LTX-2: Audio-Video Generation Model
What is the LTX-2 model?
LTX-2 is an open-weights audio-video foundation model developed by Lightricks. Unlike most open video models that generate silent clips, LTX-2 is designed to generate video and audio together in a single, synchronized process—so motion, speech, ambience, music, and foley cues align naturally.
Under the hood, LTX-2 is described as a DiT-based (Diffusion Transformer) joint audiovisual model with an asymmetric dual-stream transformer: a larger video stream and a smaller audio stream, connected with cross-modal attention. This design aims to keep video quality high while still producing coherent sound.
Key features (why people care)
1) Synchronized video + audio in one pass
LTX-2 is built to generate the soundtrack (speech, background noise, music, effects) together with the visuals. This is the headline capability that distinguishes it from many open video models.
2) Strong efficiency focus
LTX-2’s research and related coverage emphasize inference efficiency (speed per diffusion step) compared to some open alternatives. In practice, speed still depends heavily on your resolution, FPS, duration, and precision/quantization choice.
3) Production-friendly modes and workflows
In real workflows, creators often iterate quickly with “fast” settings and then re-run for higher quality. LTX-2 is commonly used through:
- ComfyUI node workflows (visual, repeatable)
- Hosted APIs (usage-based billing by generated seconds)

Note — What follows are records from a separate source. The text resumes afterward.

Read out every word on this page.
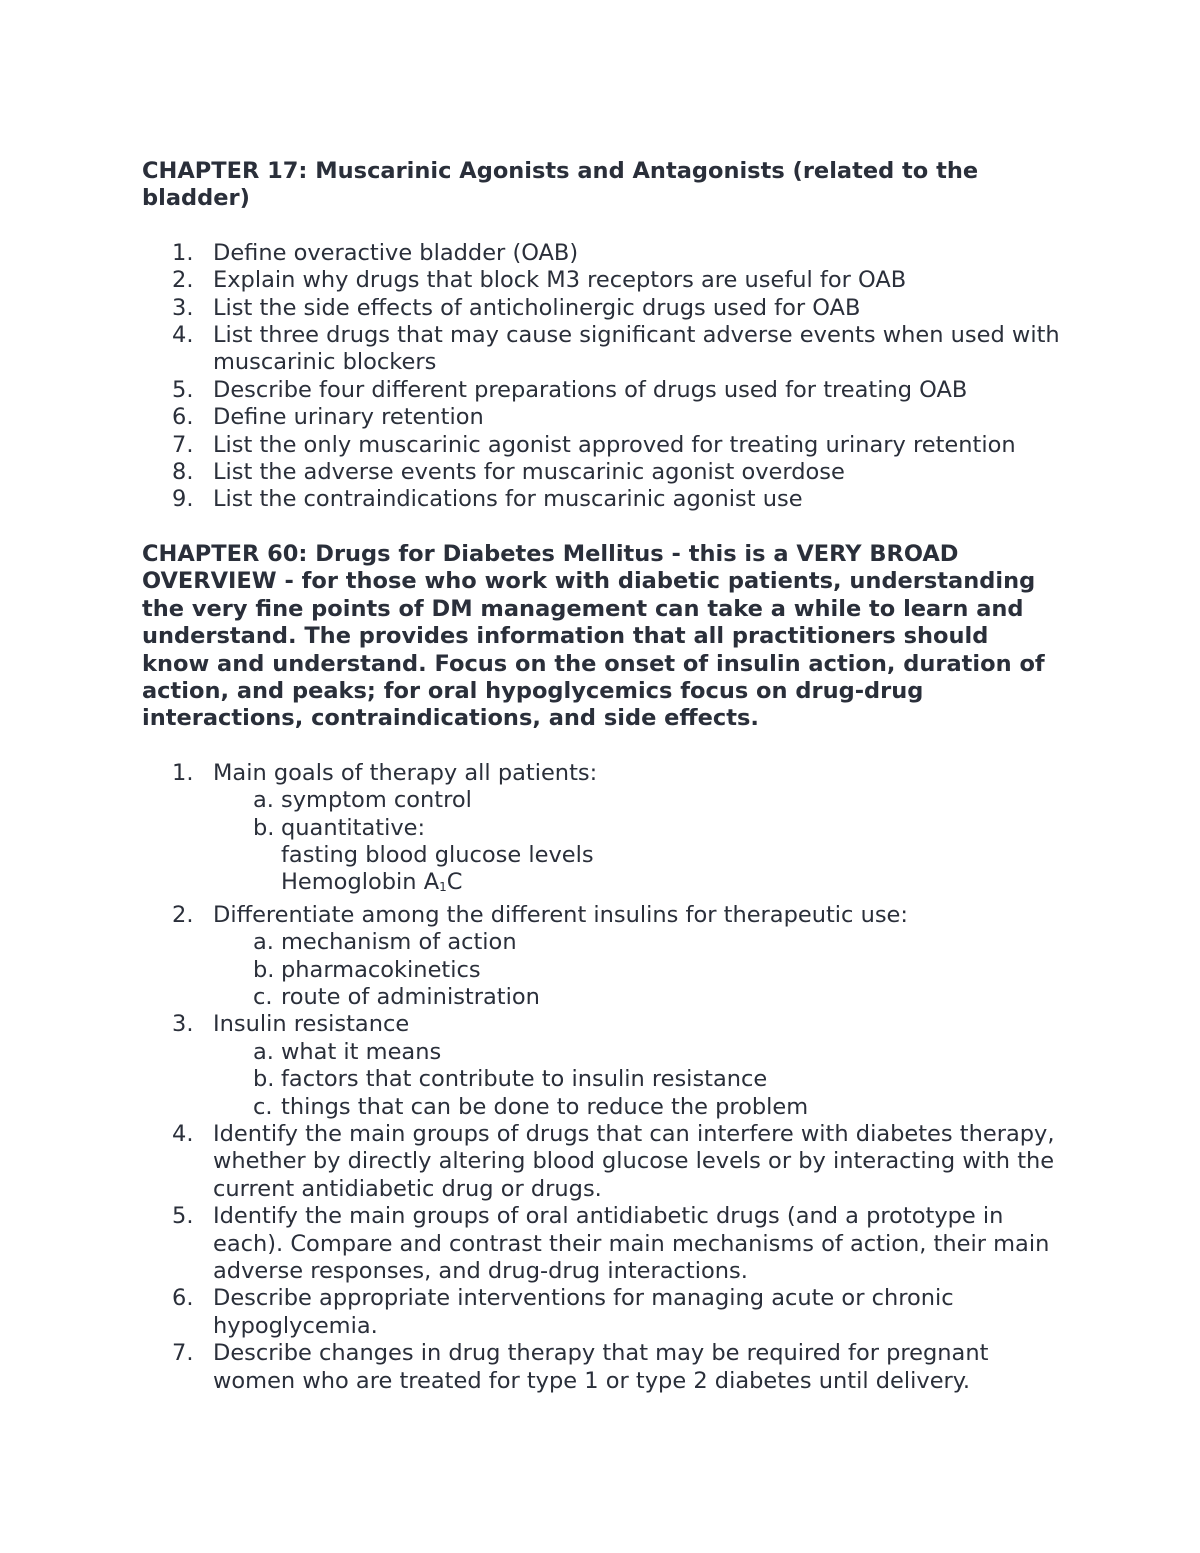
CHAPTER 17: Muscarinic Agonists and Antagonists (related to the bladder)

1. Define overactive bladder (OAB)
2. Explain why drugs that block M3 receptors are useful for OAB
3. List the side effects of anticholinergic drugs used for OAB
4. List three drugs that may cause significant adverse events when used with muscarinic blockers
5. Describe four different preparations of drugs used for treating OAB
6. Define urinary retention
7. List the only muscarinic agonist approved for treating urinary retention
8. List the adverse events for muscarinic agonist overdose
9. List the contraindications for muscarinic agonist use

CHAPTER 60: Drugs for Diabetes Mellitus - this is a VERY BROAD OVERVIEW - for those who work with diabetic patients, understanding the very fine points of DM management can take a while to learn and understand. The provides information that all practitioners should know and understand. Focus on the onset of insulin action, duration of action, and peaks; for oral hypoglycemics focus on drug-drug interactions, contraindications, and side effects.

1. Main goals of therapy all patients:
a. symptom control
b. quantitative:
fasting blood glucose levels
Hemoglobin $A_1C$
2. Differentiate among the different insulins for therapeutic use:
a. mechanism of action
b. pharmacokinetics
c. route of administration
3. Insulin resistance
a. what it means
b. factors that contribute to insulin resistance
c. things that can be done to reduce the problem
4. Identify the main groups of drugs that can interfere with diabetes therapy, whether by directly altering blood glucose levels or by interacting with the current antidiabetic drug or drugs.
5. Identify the main groups of oral antidiabetic drugs (and a prototype in each). Compare and contrast their main mechanisms of action, their main adverse responses, and drug-drug interactions.
6. Describe appropriate interventions for managing acute or chronic hypoglycemia.
7. Describe changes in drug therapy that may be required for pregnant women who are treated for type 1 or type 2 diabetes until delivery.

4) LoRA and IC-LoRA for control
LTX-2 supports LoRA adapters (lightweight add-ons) for styles, motion biases, and camera behaviors. IC-LoRA (in-context LoRA) can also condition generation on reference frames / control signals for tighter results.
How to run LTX-2 in ComfyUI (LTX-2 ComfyUI)
- Update ComfyUI to the latest version.
- Open the Template Library (Video) and choose an LTX-2 workflow (Text-to-Video, Image-to-Video, etc.).
- Let the nodes download required weights automatically (or install manually for offline setups).
- Set your prompt in the text encoder node and click “Queue Prompt”.
Tip: Start with shorter duration + lower resolution while iterating, then scale up once the shot is stable.
LTX-2 prompt guide (with examples)
LTX-2 prompts tend to work best when written like a short shot description:
- Establish the shot type (wide/close-up, handheld, cinematic, etc.)
- Set the scene (lighting, mood, textures)
- Describe the action in chronological order
- Define characters with concrete visual details
- Specify camera movement
- Describe audio (and put spoken dialogue in quotes)
Prompt example (Text-to-Video)
Wide establishing shot of a rainy neon street at night. A delivery rider stops under a storefront awning, shakes water off the jacket, then looks up at a flickering sign. Slow dolly-in, slight handheld feel. Reflections ripple on wet asphalt, pink and cyan color palette. Ambient rain, distant traffic hiss, occasional horn. Soft lo-fi beat plays from inside the shop.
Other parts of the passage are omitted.